Martín Rojo bases her evaluation on her own experience, as well as the results of a survey into adaptation by the children of immigrants carried out by the Ortega y Gasset University Institute and Princeton University. This shows that the average school grades of the children of immigrants born in Spain or who arrived here before their 12th birthday, is 6.15, half a point below the average Spanish grade, and that 80 percent of children aged between 17 and 18 surveyed in 2008 were still in school four years later.
"Infant school-aged children of immigrants do not present much of a problem to teachers, given that they do not require teachers to change their approach," says Enrique Díez, a lecturer at the University of León. "In junior high, problems can still be sorted out quickly, given the age and ability to learn and integrate." The problems begin in high school, he says, with children who are older, "and may not know the language or the rules of society."
In short, the younger children from other countries attend school in Spain, the less likely they are to have problems integrating, and more likely simply to face the same problems as Spanish pupils from low-income families. The Organisation for Economic Co-operation and Development's (OECD) annual Pisa exam - in which Spanish 15-year-olds tend to do badly compared with those from other developed countries - has consistently highlighted the extent to which the Spanish education system offers the same opportunities to children from poorer backgrounds.
In the 2009 Pisa exam, students from low-income families scored higher than the OECD's average (423 to 417 points), while boys from wealthy families scored comparatively lower (539 to 569 points). Furthermore, among the developed countries, Spain ranks eighth in terms of students from poorer backgrounds performing well academically: 36 percent.
None of which means that Spain couldn't improve its education system, particularly in terms of helping the children of immigrants at a time when spending cutbacks (6.7 billion euros in three years) are eradicating support programs for poorer families. The Ortega y Gasset/Princeton research shows that just five percent of second-generation immigrants make it to university, while 70 percent say they would like to, and 57 percent believe they will.
Still trapped in the ghetto
Around 26 percent of the French population are immigrants or descended from immigrants, putting the country among Europe's most pluralist, with around six million Muslims, who are the largest religious group after Catholics, and at least 12 million direct descendants of foreign migrants.
Around 34 percent of immigrants are of European origin, around 30 percent are from North Africa, 14 percent are from Asia, and 11 percent are from sub-Saharan Africa. France has now notched up its third generation of immigrants, with around 180,000 arriving each year. Despite its ample experience of immigration and the sizeable proportion of the population made up by migrants, there is a lot of debate in French society about immigration.
In theory, France's secular and universal education system guarantees equal opportunities, but the country has a long way to go. The country's racial diversity is not reflected among its elite groups: the ghettos that ring its main cities, which are periodically hit by outbreaks of violent protest, prevent social mobility and integration.

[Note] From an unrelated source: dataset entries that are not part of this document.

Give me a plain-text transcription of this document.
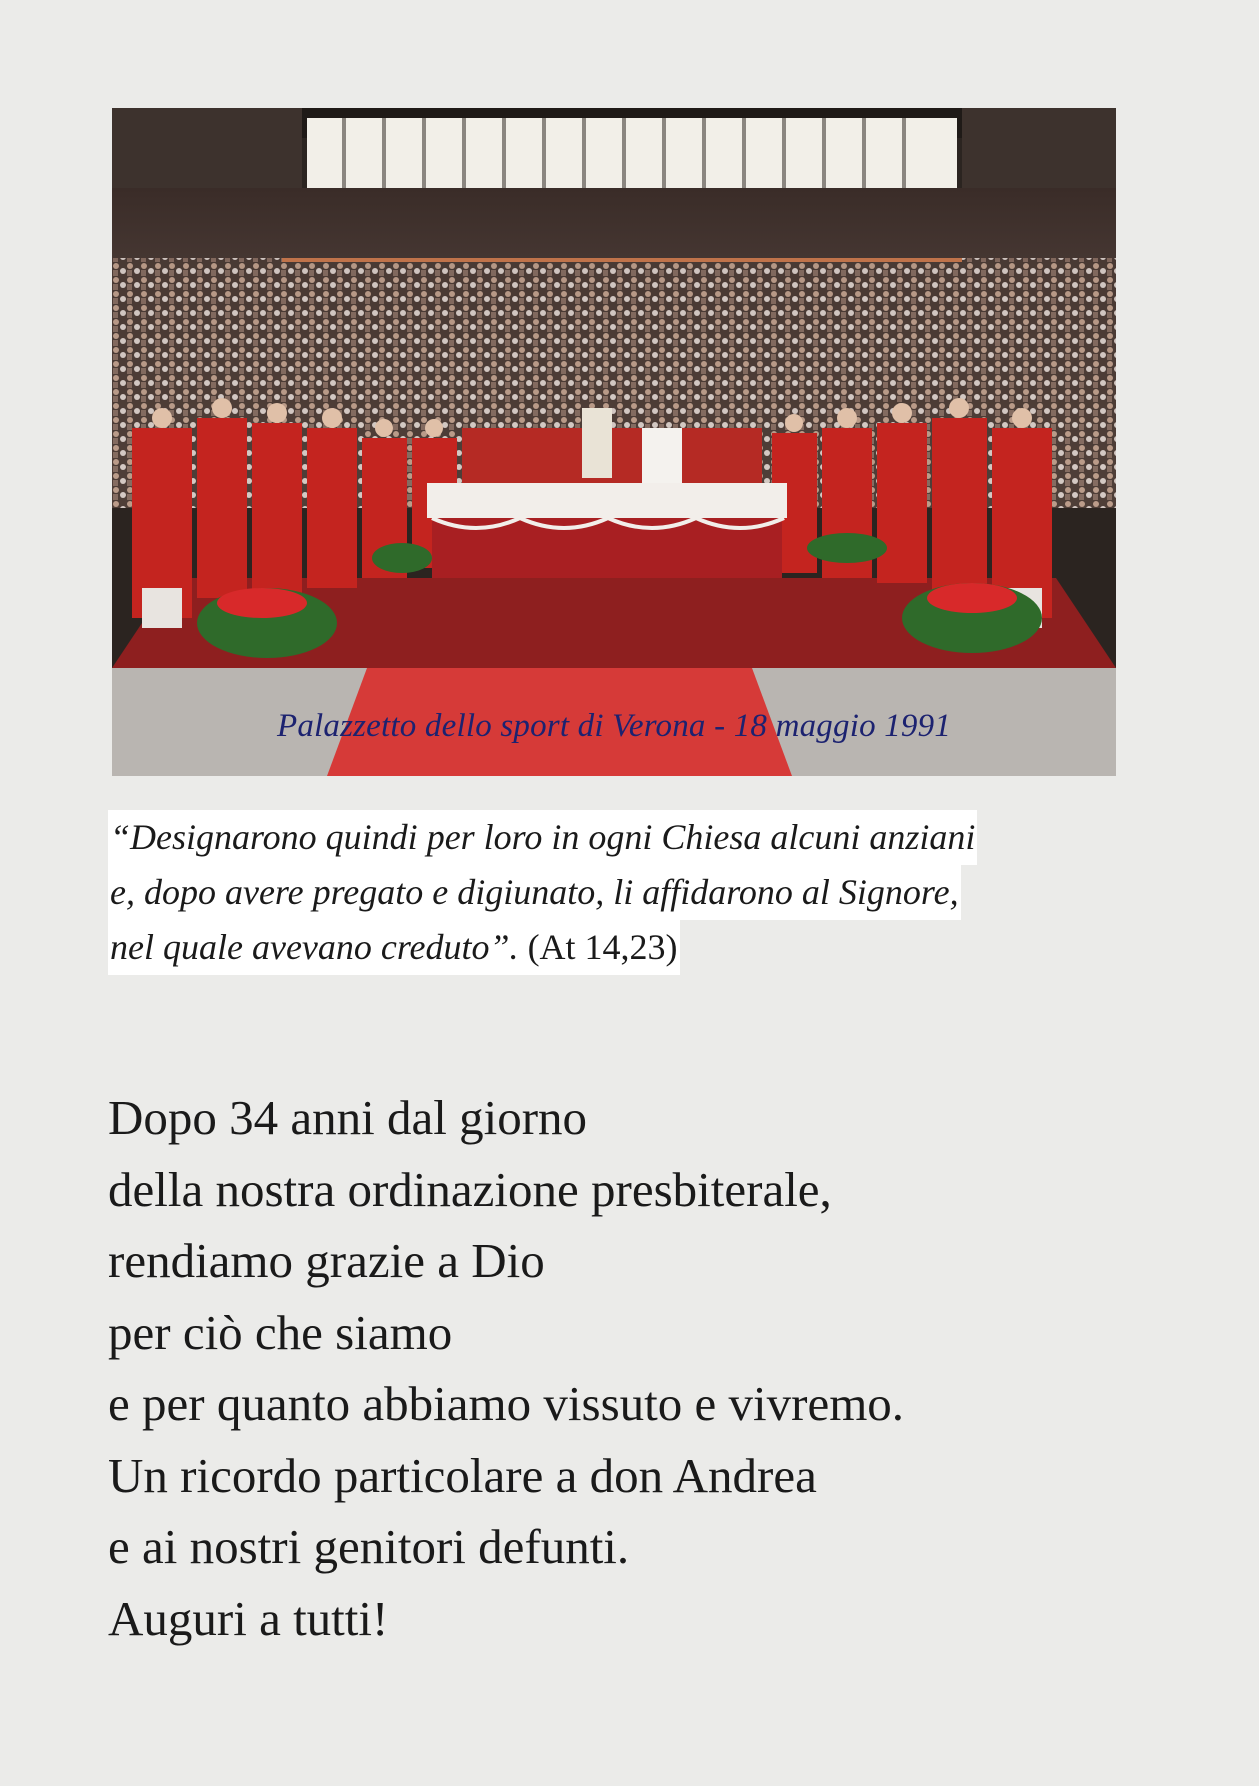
Palazzetto dello sport di Verona - 18 maggio 1991
“Designarono quindi per loro in ogni Chiesa alcuni anziani
e, dopo avere pregato e digiunato, li affidarono al Signore,
nel quale avevano creduto”. (At 14,23)
Dopo 34 anni dal giorno
della nostra ordinazione presbiterale,
rendiamo grazie a Dio
per ciò che siamo
e per quanto abbiamo vissuto e vivremo.
Un ricordo particolare a don Andrea
e ai nostri genitori defunti.
Auguri a tutti!
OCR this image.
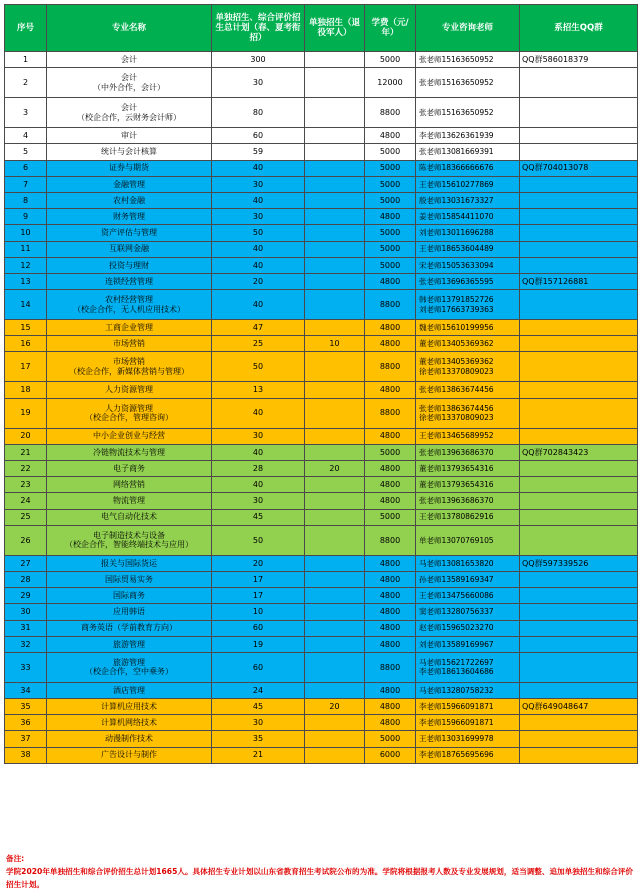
序号	专业名称	单独招生、综合评价招生总计划（春、夏考衔招）	单独招生（退役军人）	学费（元/年）	专业咨询老师	系招生QQ群
1	会计	300		5000	张老师15163650952	QQ群586018379
2	会计
（中外合作，会计）	30		12000	张老师15163650952	
3	会计
（校企合作，云财务会计师）	80		8800	张老师15163650952	
4	审计	60		4800	李老师13626361939	
5	统计与会计核算	59		5000	张老师13081669391	
6	证券与期货	40		5000	陈老师18366666676	QQ群704013078
7	金融管理	30		5000	王老师15610277869	
8	农村金融	40		5000	殷老师13031673327	
9	财务管理	30		4800	姜老师15854411070	
10	资产评估与管理	50		5000	刘老师13011696288	
11	互联网金融	40		5000	王老师18653604489	
12	投资与理财	40		5000	宋老师15053633094	
13	连锁经营管理	20		4800	张老师13696365595	QQ群157126881
14	农村经营管理
（校企合作，无人机应用技术）	40		8800	韩老师13791852726
刘老师17663739363	
15	工商企业管理	47		4800	魏老师15610199956	
16	市场营销	25	10	4800	董老师13405369362	
17	市场营销
（校企合作，新媒体营销与管理）	50		8800	董老师13405369362
徐老师13370809023	
18	人力资源管理	13		4800	张老师13863674456	
19	人力资源管理
（校企合作，管理咨询）	40		8800	张老师13863674456
徐老师13370809023	
20	中小企业创业与经营	30		4800	王老师13465689952	
21	冷链物流技术与管理	40		5000	张老师13963686370	QQ群702843423
22	电子商务	28	20	4800	董老师13793654316	
23	网络营销	40		4800	董老师13793654316	
24	物流管理	30		4800	张老师13963686370	
25	电气自动化技术	45		5000	王老师13780862916	
26	电子制造技术与设备
（校企合作，智能终端技术与应用）	50		8800	单老师13070769105	
27	报关与国际货运	20		4800	马老师13081653820	QQ群597339526
28	国际贸易实务	17		4800	孙老师13589169347	
29	国际商务	17		4800	王老师13475660086	
30	应用韩语	10		4800	窦老师13280756337	
31	商务英语（学前教育方向）	60		4800	赵老师15965023270	
32	旅游管理	19		4800	刘老师13589169967	
33	旅游管理
（校企合作，空中乘务）	60		8800	马老师15621722697
李老师18613604686	
34	酒店管理	24		4800	马老师13280758232	
35	计算机应用技术	45	20	4800	李老师15966091871	QQ群649048647
36	计算机网络技术	30		4800	李老师15966091871	
37	动漫制作技术	35		5000	王老师13031699978	
38	广告设计与制作	21		6000	李老师18765695696	
备注:
学院2020年单独招生和综合评价招生总计划1665人。具体招生专业计划以山东省教育招生考试院公布的为准。学院将根据报考人数及专业发展规划，适当调整、追加单独招生和综合评价招生计划。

Figures such as Rachida Dati, the second-generation Moroccan appointed justice minister by then-President Nicolas Sarkozy, or her replacement, Christiane Taubira, born in French Guyana, as well as French-Moroccan Najat Vallaud-Belkacem, President François Hollande's spokeswoman, are the exceptions. Sport is still the only area where immigrants and their children have a chance. Otherwise they are largely absent from public life.